= Hak Baker =

British singer and rapper (born 1991)

Hak Baker (born 1991) is a British singer and rapper from London.

==Early life==
Hak Baker was born in Luton to a Grenadian father and Jamaican mother, the fifth of nine children. Since the age of one he has lived on the Isle of Dogs. As a child, he was a choirboy at Southwark Cathedral. Aged 14, he joined the grime group Bomb Squad. He dropped out of school aged 15. In his mid 20s he spent two years in jail for robbery.

== History ==
Baker performed musical collaborations with the Streets. In 2022, he performed at Glastonbury festival.
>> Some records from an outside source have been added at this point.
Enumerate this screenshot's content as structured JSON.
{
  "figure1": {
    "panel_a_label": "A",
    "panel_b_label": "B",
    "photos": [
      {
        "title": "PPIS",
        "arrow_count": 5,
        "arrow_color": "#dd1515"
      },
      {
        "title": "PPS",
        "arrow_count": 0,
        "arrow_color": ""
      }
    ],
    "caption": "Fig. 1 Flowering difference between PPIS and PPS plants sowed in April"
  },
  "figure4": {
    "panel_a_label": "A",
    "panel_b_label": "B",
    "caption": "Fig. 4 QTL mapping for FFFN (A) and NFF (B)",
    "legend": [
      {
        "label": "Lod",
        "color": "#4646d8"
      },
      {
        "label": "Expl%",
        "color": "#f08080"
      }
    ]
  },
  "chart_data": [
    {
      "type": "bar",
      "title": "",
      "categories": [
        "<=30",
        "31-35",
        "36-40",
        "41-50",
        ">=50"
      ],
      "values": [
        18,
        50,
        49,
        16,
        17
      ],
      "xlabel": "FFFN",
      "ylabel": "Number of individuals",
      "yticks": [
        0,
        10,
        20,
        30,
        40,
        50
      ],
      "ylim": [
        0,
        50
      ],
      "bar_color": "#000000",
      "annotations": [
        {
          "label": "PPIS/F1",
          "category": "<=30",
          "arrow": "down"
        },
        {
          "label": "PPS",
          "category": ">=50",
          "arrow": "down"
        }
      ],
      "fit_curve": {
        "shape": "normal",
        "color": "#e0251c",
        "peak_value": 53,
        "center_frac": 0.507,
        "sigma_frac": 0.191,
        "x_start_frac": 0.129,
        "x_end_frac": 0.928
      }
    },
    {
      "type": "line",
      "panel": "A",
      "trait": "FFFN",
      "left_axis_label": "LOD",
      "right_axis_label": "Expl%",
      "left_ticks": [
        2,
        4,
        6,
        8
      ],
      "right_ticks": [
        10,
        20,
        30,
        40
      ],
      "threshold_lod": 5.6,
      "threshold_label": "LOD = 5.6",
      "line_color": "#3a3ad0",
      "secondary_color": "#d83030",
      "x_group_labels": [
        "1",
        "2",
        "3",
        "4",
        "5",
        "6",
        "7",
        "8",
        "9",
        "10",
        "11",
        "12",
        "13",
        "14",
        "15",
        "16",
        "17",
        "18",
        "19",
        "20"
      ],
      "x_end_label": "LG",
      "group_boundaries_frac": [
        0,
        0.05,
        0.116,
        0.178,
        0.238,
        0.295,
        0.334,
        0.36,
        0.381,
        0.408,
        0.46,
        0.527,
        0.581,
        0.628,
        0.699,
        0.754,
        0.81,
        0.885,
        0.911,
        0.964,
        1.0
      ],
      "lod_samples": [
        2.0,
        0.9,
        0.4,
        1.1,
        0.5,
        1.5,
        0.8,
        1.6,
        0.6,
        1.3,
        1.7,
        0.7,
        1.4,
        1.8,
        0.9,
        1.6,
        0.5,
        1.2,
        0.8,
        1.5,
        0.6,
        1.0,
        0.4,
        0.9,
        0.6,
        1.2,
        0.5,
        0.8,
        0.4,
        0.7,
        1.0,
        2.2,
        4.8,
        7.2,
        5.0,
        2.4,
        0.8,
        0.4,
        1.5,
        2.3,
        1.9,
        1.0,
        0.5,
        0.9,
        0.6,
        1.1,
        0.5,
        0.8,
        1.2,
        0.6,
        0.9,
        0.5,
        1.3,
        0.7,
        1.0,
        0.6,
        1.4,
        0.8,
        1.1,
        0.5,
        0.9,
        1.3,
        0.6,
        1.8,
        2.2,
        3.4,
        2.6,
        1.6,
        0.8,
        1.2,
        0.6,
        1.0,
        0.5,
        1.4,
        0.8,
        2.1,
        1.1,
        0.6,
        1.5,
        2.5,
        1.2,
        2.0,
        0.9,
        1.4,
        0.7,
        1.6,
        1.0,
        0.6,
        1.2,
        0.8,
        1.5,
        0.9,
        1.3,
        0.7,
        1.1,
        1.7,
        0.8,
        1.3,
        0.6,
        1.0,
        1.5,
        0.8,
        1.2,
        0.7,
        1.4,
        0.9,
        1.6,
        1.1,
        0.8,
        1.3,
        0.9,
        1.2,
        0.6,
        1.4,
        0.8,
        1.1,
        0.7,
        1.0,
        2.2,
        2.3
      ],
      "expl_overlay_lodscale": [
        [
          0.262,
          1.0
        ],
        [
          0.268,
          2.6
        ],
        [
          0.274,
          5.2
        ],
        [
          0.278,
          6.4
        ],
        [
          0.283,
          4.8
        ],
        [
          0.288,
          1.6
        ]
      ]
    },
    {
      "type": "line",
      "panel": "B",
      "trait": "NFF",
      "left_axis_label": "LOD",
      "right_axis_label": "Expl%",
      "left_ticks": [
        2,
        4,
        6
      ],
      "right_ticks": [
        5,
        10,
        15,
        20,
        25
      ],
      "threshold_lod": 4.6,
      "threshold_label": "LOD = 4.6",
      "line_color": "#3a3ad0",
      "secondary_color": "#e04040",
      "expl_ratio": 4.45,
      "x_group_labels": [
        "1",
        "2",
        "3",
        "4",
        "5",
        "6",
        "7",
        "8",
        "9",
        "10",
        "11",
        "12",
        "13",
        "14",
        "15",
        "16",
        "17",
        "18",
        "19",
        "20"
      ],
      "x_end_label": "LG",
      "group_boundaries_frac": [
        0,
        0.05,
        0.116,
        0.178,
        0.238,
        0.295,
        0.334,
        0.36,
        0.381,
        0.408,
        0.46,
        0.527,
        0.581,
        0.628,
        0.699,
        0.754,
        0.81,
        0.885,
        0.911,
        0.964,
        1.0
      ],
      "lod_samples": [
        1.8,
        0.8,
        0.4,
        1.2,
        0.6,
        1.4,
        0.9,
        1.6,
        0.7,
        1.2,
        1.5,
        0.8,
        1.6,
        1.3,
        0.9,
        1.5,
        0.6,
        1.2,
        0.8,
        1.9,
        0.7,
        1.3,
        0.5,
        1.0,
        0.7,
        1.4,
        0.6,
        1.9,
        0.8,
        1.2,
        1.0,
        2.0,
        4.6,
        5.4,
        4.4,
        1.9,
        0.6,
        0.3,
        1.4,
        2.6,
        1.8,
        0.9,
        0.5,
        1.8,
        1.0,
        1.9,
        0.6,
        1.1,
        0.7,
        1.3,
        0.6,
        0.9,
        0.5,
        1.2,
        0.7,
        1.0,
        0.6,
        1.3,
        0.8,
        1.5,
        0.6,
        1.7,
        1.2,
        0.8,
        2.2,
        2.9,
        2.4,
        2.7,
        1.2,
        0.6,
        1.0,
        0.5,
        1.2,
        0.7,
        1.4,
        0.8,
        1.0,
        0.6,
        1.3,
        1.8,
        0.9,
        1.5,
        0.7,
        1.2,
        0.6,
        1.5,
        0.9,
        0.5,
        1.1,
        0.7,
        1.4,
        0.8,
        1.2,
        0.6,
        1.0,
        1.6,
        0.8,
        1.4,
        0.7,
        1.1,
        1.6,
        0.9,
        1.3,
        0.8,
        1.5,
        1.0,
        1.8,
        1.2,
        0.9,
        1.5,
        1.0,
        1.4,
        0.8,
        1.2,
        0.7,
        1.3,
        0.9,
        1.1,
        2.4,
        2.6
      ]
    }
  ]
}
In 2024, he played at Boomtown Festival and Reading and Leeds Festival.
As part of the Summer Series in July, he also performed to a packed crowd at Somerset House in London.

=== Worlds End FM ===
In 2023 Baker recorded his first album, Worlds End FM. NME featured the album in their lineup of the "10 best debut albums released in 2023," praising it for introducing Baker as a "21st Century troubadour speaking to modern problems with empathy and requisite anger”.

==Style==
Baker's musical style is influenced by grime music, reggae and punk rock. In addition to his singing and rapping talents, he is a skilled guitarist.

==Discography==
===Babylon (2020) ===
- 1. Big House
- 2. Lad
- 3. Broomstick
- 4. Mush
- 5. Venezuela Riddim
- 6. PC Plod
- 7. Babylon
- 8. SKINT
- 9. Grief Eyes
- 10. Fuck You
- 11. Embargo
- 12. Thirsty Thursday (Bonus Track)

===Misled (2021)===
- 1. Cool Kids
- 2. Stay Alive
- 3. Cop Car
- 4. Irrelevant Elephant
- 5. Young Again
- 6. Borrowed Time

===Worlds End FM (2023)===
- 1. World's End FM (Intro)
- 2. DOOLALLY
- 3. Windrush Baby
- 4. Collateral Cause
- 5. Bricks In The Wall
- 6. Full On
- 7. Babylon Must Fall (MC Grindah Skit)
- 8. I Don't Know
- 9. Run
- 10. Telephones 4 Eyes
- 11. Watford's Burning (Connie Constance Skit)
- 12. Brotherhood
- 13. Luv u Bro (Big Zees Skit)
- 14. Dying to Live
- 15. Almost Lost London
- 16. The End of the World

===Nostalgia Death Act 1 EP (2024)===
- 1. Nameless
- 2. Boys X Girls
- 3. Everybody's Dyin’
- 4. Luvly

== Awards and nominations ==

| Award Ceremony | Year | Nominee/Work | Category | Result |
|---|---|---|---|---|
| Berlin Music Video Awards | 2024 | Telephone 4 Eyes | Best Experimentral | Nominated |

==Personal life==
Baker supports left-wing political causes. He has criticised the gentrification of working class areas by yuppies and middle class hipster subculture. He also opposes the Tories' attempts to deport refugees to Rwanda, and has compared it to the discrimination faced by the Windrush generation.